October 28, 2010, Montreal, Canada – The Audit Bureau of Circulation confirmed the continued decline in U.S. newspaper and magazine circulation figures this week. The situation is no different in Canada. Yesterday, Canadian printing giant Transcontinental Inc. announced its decision to close the Boucherville plant and blamed the struggling industry for its decision.
The plant was dedicated to printing Air Canada’s in-flight En Route magazine and federal government tax return forms. Some 180 people will be left unemployed with the scheduled close on December 17.
Vice president of communications for Transcontinental Sylvain Morissette did not discount the possibility of other job losses and plant closings. Transcontinental has more than 40 plants in Canada, the U. S. and Mexico.

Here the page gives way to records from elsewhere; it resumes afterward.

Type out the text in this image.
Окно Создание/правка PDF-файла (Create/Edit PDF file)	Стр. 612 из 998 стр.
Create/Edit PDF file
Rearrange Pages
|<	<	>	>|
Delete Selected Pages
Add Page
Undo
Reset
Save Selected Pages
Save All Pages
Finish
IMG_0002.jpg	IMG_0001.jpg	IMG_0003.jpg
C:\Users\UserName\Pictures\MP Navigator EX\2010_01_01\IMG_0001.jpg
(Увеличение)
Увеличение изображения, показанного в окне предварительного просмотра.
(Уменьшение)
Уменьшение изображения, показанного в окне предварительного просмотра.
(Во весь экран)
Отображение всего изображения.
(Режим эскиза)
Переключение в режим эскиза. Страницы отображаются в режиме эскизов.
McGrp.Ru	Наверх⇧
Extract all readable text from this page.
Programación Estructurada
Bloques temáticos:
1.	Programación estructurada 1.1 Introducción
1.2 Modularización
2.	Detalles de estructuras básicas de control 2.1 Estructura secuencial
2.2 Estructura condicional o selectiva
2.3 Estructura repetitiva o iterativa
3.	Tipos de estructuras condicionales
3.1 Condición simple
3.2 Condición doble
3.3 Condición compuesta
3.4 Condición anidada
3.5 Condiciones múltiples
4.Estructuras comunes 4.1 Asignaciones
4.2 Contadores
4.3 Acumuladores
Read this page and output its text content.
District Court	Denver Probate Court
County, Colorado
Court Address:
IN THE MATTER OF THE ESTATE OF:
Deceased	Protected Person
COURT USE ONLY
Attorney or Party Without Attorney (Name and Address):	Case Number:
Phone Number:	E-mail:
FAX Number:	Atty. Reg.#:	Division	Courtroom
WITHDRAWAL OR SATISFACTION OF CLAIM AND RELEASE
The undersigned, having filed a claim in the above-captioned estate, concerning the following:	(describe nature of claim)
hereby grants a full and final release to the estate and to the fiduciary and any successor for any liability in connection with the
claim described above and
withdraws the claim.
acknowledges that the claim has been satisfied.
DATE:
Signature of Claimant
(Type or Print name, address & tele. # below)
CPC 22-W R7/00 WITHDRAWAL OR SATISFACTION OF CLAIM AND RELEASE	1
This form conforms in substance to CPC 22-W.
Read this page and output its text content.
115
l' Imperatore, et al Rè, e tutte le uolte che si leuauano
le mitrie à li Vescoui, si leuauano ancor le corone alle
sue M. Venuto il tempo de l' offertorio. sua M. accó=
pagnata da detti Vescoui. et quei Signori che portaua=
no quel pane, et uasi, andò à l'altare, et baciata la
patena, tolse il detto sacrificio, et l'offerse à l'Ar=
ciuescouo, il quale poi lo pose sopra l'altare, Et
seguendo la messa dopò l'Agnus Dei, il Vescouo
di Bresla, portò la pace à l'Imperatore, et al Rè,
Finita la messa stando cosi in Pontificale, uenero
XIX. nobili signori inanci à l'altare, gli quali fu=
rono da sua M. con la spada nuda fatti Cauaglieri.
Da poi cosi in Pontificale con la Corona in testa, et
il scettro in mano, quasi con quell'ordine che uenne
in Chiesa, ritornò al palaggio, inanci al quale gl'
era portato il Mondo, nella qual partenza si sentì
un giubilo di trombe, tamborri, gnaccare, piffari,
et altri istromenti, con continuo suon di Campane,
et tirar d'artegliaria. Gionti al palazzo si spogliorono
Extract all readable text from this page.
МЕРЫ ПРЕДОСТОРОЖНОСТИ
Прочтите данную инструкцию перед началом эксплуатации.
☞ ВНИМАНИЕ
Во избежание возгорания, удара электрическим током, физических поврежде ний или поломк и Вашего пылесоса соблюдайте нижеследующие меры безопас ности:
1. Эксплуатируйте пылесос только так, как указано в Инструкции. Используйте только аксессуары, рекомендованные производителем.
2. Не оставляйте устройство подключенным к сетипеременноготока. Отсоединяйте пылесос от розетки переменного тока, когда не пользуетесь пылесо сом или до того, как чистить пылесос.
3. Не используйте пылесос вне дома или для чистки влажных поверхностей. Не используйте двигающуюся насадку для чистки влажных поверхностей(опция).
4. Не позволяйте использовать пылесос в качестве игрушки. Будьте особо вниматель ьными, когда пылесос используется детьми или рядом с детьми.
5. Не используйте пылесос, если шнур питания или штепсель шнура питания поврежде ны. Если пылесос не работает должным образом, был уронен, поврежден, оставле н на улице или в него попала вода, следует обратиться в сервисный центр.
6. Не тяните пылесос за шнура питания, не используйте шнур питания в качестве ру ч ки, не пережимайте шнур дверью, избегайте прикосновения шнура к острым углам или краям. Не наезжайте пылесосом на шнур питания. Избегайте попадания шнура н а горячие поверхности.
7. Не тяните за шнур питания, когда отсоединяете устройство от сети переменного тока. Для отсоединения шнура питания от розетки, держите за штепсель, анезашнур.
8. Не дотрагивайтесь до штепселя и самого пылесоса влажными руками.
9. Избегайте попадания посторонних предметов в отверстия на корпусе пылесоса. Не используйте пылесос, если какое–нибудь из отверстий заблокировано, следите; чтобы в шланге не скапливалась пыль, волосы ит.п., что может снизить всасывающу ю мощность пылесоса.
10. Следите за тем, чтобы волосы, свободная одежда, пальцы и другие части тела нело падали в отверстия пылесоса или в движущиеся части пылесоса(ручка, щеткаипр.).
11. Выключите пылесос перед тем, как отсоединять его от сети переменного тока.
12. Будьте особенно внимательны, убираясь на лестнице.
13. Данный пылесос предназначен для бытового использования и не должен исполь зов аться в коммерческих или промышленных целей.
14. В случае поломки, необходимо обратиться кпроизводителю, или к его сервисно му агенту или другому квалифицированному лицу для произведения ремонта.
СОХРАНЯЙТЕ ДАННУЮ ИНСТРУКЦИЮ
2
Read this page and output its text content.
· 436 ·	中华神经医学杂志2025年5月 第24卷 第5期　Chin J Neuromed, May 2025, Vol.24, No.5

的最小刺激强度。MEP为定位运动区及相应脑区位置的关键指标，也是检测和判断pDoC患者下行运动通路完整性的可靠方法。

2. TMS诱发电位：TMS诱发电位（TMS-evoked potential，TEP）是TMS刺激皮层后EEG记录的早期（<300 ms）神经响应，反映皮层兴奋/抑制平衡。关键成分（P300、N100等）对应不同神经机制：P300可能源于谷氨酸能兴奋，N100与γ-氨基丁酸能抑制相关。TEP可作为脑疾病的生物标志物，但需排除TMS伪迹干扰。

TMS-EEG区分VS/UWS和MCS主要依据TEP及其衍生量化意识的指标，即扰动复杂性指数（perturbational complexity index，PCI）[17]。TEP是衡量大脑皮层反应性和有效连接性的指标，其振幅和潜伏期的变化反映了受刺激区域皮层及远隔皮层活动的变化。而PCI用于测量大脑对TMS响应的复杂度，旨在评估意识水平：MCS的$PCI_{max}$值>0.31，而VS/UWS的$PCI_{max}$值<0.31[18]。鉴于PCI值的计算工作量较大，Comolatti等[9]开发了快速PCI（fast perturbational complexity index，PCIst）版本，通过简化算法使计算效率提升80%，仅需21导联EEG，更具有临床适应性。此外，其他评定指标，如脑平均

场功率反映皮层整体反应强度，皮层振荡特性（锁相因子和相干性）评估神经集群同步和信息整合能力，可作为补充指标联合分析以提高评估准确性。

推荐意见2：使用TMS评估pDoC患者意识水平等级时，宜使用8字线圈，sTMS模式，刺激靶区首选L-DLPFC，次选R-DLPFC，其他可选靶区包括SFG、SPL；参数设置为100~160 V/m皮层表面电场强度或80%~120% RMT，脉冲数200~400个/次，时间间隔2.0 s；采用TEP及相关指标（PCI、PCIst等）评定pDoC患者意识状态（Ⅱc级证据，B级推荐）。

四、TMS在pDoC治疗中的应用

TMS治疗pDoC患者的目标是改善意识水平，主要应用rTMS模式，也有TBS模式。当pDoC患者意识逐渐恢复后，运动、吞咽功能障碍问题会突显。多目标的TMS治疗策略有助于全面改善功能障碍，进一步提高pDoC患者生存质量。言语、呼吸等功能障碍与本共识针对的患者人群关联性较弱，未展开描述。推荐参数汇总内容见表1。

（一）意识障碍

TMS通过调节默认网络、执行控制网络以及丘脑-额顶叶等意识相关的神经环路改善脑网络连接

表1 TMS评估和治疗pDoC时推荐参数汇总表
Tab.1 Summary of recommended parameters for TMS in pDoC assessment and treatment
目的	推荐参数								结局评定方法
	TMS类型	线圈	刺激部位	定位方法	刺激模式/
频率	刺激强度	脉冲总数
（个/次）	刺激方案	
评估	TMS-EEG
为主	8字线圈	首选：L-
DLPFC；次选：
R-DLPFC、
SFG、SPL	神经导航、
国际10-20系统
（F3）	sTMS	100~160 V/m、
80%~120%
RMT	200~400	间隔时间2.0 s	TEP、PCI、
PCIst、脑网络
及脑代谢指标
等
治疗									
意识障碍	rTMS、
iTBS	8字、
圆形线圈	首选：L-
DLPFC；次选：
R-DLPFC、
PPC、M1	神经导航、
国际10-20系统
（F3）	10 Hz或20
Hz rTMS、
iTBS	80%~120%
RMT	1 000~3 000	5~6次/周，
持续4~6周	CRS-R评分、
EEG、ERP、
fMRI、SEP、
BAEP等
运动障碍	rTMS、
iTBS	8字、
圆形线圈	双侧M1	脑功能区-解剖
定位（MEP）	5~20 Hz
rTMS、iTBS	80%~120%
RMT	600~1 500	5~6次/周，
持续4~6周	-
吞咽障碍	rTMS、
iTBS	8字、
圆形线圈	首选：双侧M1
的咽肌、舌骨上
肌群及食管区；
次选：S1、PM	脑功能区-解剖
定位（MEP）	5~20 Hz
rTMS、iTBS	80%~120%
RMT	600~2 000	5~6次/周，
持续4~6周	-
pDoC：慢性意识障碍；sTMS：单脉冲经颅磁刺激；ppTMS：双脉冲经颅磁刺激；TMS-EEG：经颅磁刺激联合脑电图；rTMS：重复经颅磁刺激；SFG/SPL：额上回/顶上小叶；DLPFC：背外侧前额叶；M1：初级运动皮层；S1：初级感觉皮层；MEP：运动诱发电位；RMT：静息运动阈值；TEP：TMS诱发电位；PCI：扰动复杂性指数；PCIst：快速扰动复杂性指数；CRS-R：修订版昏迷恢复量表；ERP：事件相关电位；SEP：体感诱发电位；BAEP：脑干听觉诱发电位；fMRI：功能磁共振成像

At the end of the day, advertisers pay for magazines and they have reduced their investment in magazine significantly without a sign of bouncing back. “Consumer habits are changing. More are using electronic devices to get their information over magazines and catalogues” remarked Mr. Morissette
“This industry is still volatile,” he said. “But for now in the magazine and catalogue division, we don’t see any major changes in the short term.”
Everyone was shocked by the decision, including Serge Berube, president of the Teamsters union representing workers. Yesterday’s announcement comes after both sides came to an agreement in their last contract talks to accommodate the company during its restructuring and limit the job layoffs.